Sentamos em um dos restaurantes com mesas ao ar livre e pedimos o almoço. Estávamos famintas. Durante o almoço ficamos admirando o movimento na praça. Parece que tudo acontece ali. Vários grupos distintos aproveitavam o sol da tarde. Uns tocavam algum instrumento, outros ensaiavam uma espécie de teatro, alguns adolescentes andavam de skate, outros, como nós, apenas apreciavam.

Cemitério Judeu


















Terminado o almoço fomos visitar o bairro judeu Josefov. Esse é o bairro judeu mais antigo da Europa, ele existe desde 1470. Aqui nesse bairro batem ponto turistas do mundo todo, como nós, para recordar a perseguição nazista sofrida pelos judeus. Fomos primeiro a um museu judaico, que possui vários objetos sacros de colônias judias. Do museu pudemos avistar o cemitério judaico. É preciso subir vários degraus para chegar até as tumbas. Na verdade, não há tumbas, apenas lápides, muito próximas umas das outras. O espaço é pouco para tantos túmulos. Lendo o nosso livro guia, entendemos porque os túmulos ficam tão acima do nível da rua. Quando não há mais espaço para nenhum novo “morador” todos aqueles túmulos são soterrados e cria-se um novo espaço sobre o anterior. Um cemitério sobre o outro. Interessante. É algo parecido com cemitérios modernos que ficam localizados em prédios de vários andares.

Existem várias sinagogas nesse bairro, mas não dá para visitar todas. Optamos por uma visita a sinagoga velha que é bem pequena. Eu nunca havia entrado antes em uma sinagoga e achei-a completamente diferente das igrejas que já vi até hoje. A nave central é toda em madeira escura com entalhes bem bonitos e a disposição dos bancos e do púlpito (onde se lê a Torá) é bem diferente.

Sentamo-nos em uns bancos que ficam em volta na nave principal. Cansadas de tantos séculos de história começamos a falar sobre cultura inútil. Adélia perguntou - Será que posso contar uma piada sobre papagaio aqui dentro da sinagoga ? Respondi - Melhor uma piada sobre papagaio do que uma sobre judeus. Correto ? Adélia resolveu contar a piada sobre um espanador que foi confundido com um papagaio numa situação que....melhor não registar isso aqui.
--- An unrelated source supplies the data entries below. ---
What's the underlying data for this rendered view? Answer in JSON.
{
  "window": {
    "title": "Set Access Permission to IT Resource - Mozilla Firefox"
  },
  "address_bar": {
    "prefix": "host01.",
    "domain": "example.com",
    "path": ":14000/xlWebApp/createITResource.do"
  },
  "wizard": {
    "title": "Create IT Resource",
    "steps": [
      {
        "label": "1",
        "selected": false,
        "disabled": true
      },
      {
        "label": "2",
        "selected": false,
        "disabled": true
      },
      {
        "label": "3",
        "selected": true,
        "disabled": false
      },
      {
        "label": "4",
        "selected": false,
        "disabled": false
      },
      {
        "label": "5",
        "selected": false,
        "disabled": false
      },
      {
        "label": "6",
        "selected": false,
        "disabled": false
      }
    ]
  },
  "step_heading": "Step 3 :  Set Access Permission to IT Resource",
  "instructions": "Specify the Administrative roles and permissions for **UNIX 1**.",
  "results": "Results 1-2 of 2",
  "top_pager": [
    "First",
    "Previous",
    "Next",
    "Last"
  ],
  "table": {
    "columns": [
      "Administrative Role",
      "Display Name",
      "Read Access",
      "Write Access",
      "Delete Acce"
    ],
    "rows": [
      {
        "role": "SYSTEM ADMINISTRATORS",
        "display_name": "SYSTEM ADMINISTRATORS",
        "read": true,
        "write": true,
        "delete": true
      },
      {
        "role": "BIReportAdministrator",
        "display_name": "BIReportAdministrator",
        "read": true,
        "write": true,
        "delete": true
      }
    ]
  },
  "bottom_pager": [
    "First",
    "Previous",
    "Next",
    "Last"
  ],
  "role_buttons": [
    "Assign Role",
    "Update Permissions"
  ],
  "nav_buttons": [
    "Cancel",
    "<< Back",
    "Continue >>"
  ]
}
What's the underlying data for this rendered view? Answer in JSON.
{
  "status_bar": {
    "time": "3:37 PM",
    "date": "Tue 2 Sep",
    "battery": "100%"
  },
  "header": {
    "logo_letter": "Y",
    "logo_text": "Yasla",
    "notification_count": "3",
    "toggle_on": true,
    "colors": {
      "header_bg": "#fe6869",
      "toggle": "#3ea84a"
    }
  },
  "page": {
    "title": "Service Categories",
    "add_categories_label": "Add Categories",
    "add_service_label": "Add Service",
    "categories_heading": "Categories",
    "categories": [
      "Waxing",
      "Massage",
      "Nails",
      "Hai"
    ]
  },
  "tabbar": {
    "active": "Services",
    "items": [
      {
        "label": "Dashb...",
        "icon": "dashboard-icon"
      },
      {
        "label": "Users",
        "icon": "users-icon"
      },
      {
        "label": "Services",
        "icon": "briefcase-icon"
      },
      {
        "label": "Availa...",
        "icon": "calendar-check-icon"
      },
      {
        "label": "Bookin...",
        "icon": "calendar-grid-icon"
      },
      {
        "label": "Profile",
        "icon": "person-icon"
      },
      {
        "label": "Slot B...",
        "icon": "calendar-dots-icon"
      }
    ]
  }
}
Tivemos uma crise incontrolável de riso que chamou a atenção de um segurança que praticamente nos expulsou da sinagoga. Minha primeira incursão pelo universo judeu não terminou muito bem.
 
 Á noite fomos à cervejaria U Fleku conhecer a famosa cerveja tcheca. Essa cervejaria, fundada há mais de 500 anos, também é mais antiga que a descoberta do Brasil. Ainda era cedo quando chegamos lá e local ainda estava meio vazio. Escolhemos uma mesa num pátio, na sombra de uma hera. Sentamos em uma comprida mesa de madeira com aqueles bancos sem encosto no mesmo comprimento da mesa, como os que a gente ainda vê na roça. Pedimos um copo de cerveja para começarmos “os trabalhos”. Kátia avaliou a carta de cerveja e fez o pedido. Eu estava meio distraída, pra variar, e quando acordei estava em minha frente um caneco enorme de cerveja escura. Eu detesto cerveja preta. Parti para o sacrifício e tomei o primeiro gole. Não é que gostei da cerveja? É um pouco mais forte e não é tão doce como as que já tomei no Brasil.

Quando a temperatura começou a cair, passamos para o interior da cervejaria. A essa altura o local já estava repleto de turistas. Um garçom nos ofereceu um cálice com uma bebida típica daqui. Kátia perguntou em inglês se aquela bebida era cortesia. Entendemos que sim. O garçom retornou outras vezes com a mesma bebida. Tomei um cálice e recusei todos os outros, a bebida era muito adocicada. Depois começamos a desconfiar que aquela bebida não era oferta coisa nenhuma. Quando a conta chegou todos os cálices "oferecidos" estavam lá. Avisamos a um grupo de rapazes que estavam na mesa ao lado, para que não cometessem o mesmo engano.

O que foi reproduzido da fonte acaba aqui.